From the palest of powder blues to varying shades of aqua, teal, cobalt, robin's-egg, periwinkle and gray, blue porch ceilings are popping up all across the country. Once just an old Southern tradition, this subtle design detail has made its way North and is being introduced to new generations.
The cerulean color is undeniably pretty, but that's not the only reason people are painting with blues.
Some have heard that the color fools spiders and wasps into thinking that the ceiling is the sky and, therefore, not a place where they can hang out or build webs and nests (a theory many homeowners say is untrue). Others believe that blue is a harbinger of good luck. And some are convinced that the color actually extends daylight and promotes a calming, cooling and relaxing atmosphere.
Then there are folks from the South who believe that blue ceilings scare away evil spirits.
It's an tradition that can be credited to the Gullah/Geechee culture, a mix of African tribes that made up a large part of the slave population once found in the Carolina Lowcountry (from Georgetown, S.C., through the Georgia Sea Islands), said Leigh Handal, a director at the Historic Charleston Foundation. These people brought many customs and myths with them to the United States, including the superstition that the color blue ward off evil spirits ("haints," or haunts). The Gullah people would paint the woodwork around their windows and doorways to ward off the haints, Handal said. This painting practice spilled over onto porch ceilings, and the color came to be known as "haint blue."
But don't call the foundation to find out the exact color. "There is no official haint blue color," Handal said. "The Gullahs used whatever pigments of paint they could get their hands on. Haint blue is just blue." (That said, the Historic Charleston Foundation has two licensed paint collections through Duron Paints, featuring a color that represents their interpretation of haint blue, a deep shade of turquoise called "Gullah Blue.")
Yet today's homeowners are fixated on finding the perfect shade.
Customers inquire about blue ceilings "all the time," said Carl Langhorne, an assistant manager at a hardware store in suburban Bethesda, Md., who said that he has noticed an increased interest in the past two years. "Some people are manic about it. They get three, four, five different quarts trying to get the right color. Some people try to mimic the sky. Others don't care as long as they have it and as long as it's blue."
He has heard the Gullah myths but said he thinks that most people paint with blue simply because it makes them feel good. "It gives you a nice relaxing, mellow vibe," he said. "I like it. It beats basic white."

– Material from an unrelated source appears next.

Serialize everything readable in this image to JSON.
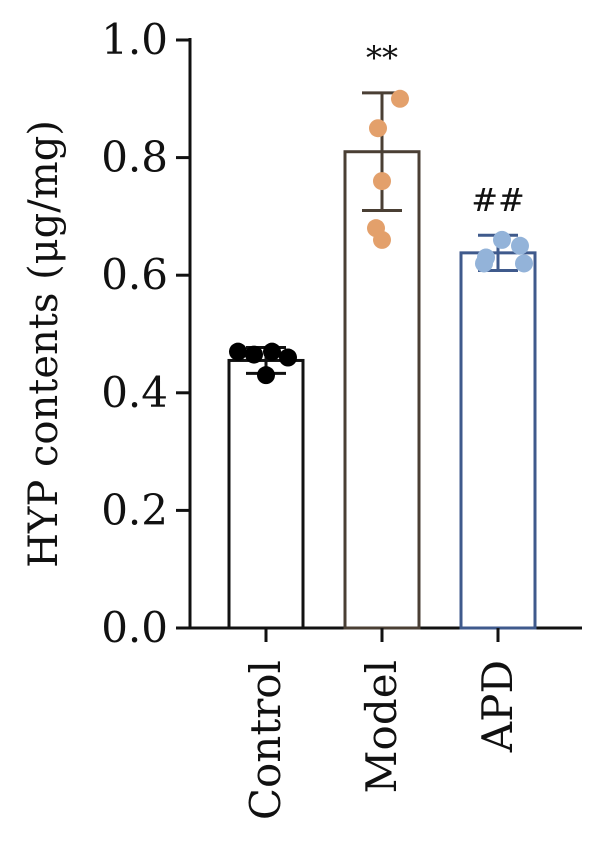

Langhorne starts his customers' search with a few suggestions across the spectrum of blues -- Benjamin Moore's Mystical Blue ("more of a true blue"), Crystal Springs ("blue with a little green to it") and White Satin ("periwinkle blue"). The choice should ultimately be based on the other colors on the house and what they like best, he says. "I always tell them, ‘It's your ceiling,'" he says, "You can do anything you want."
But most paint experts agree that the best shade of blue is the one that fits the look of the house. "You don't want it (a blue ceiling) to look like an afterthought or like it came out of nowhere," cautions Zoe Kyriacos, an architectural color consultant for Colors by Zoe in suburban Takoma Park, Md. "You want to make it look like it was part of the package."
She says that blue can be used on any style of house; it just depends on the blue. "A traditional house would use a more traditional color, something lighter. On a contemporary house you can do something bolder, something brighter." Kyriacos prefers blues with hints of other colors, which make the blue more complex and interesting to look at, she said. A blue with a drop of red in it, for instance, adds "a little warmth."
Also consider the natural light. Colors tend to get washed-out when used outdoors, so there's a little wiggle room to go darker than you would indoors. But be careful not to go too dark. "You want to keep the blue soft, light and airy," Langhorne says. "If you go too dark, it will bring your ceiling down and make the space feel smaller and more closed in, even outside."
For Parlakian, the process was easy. She simply picked a subtle shade she liked (Benjamin Moore's Arctic Blue) and painted.
And now that she has gone blue, she'll never go back.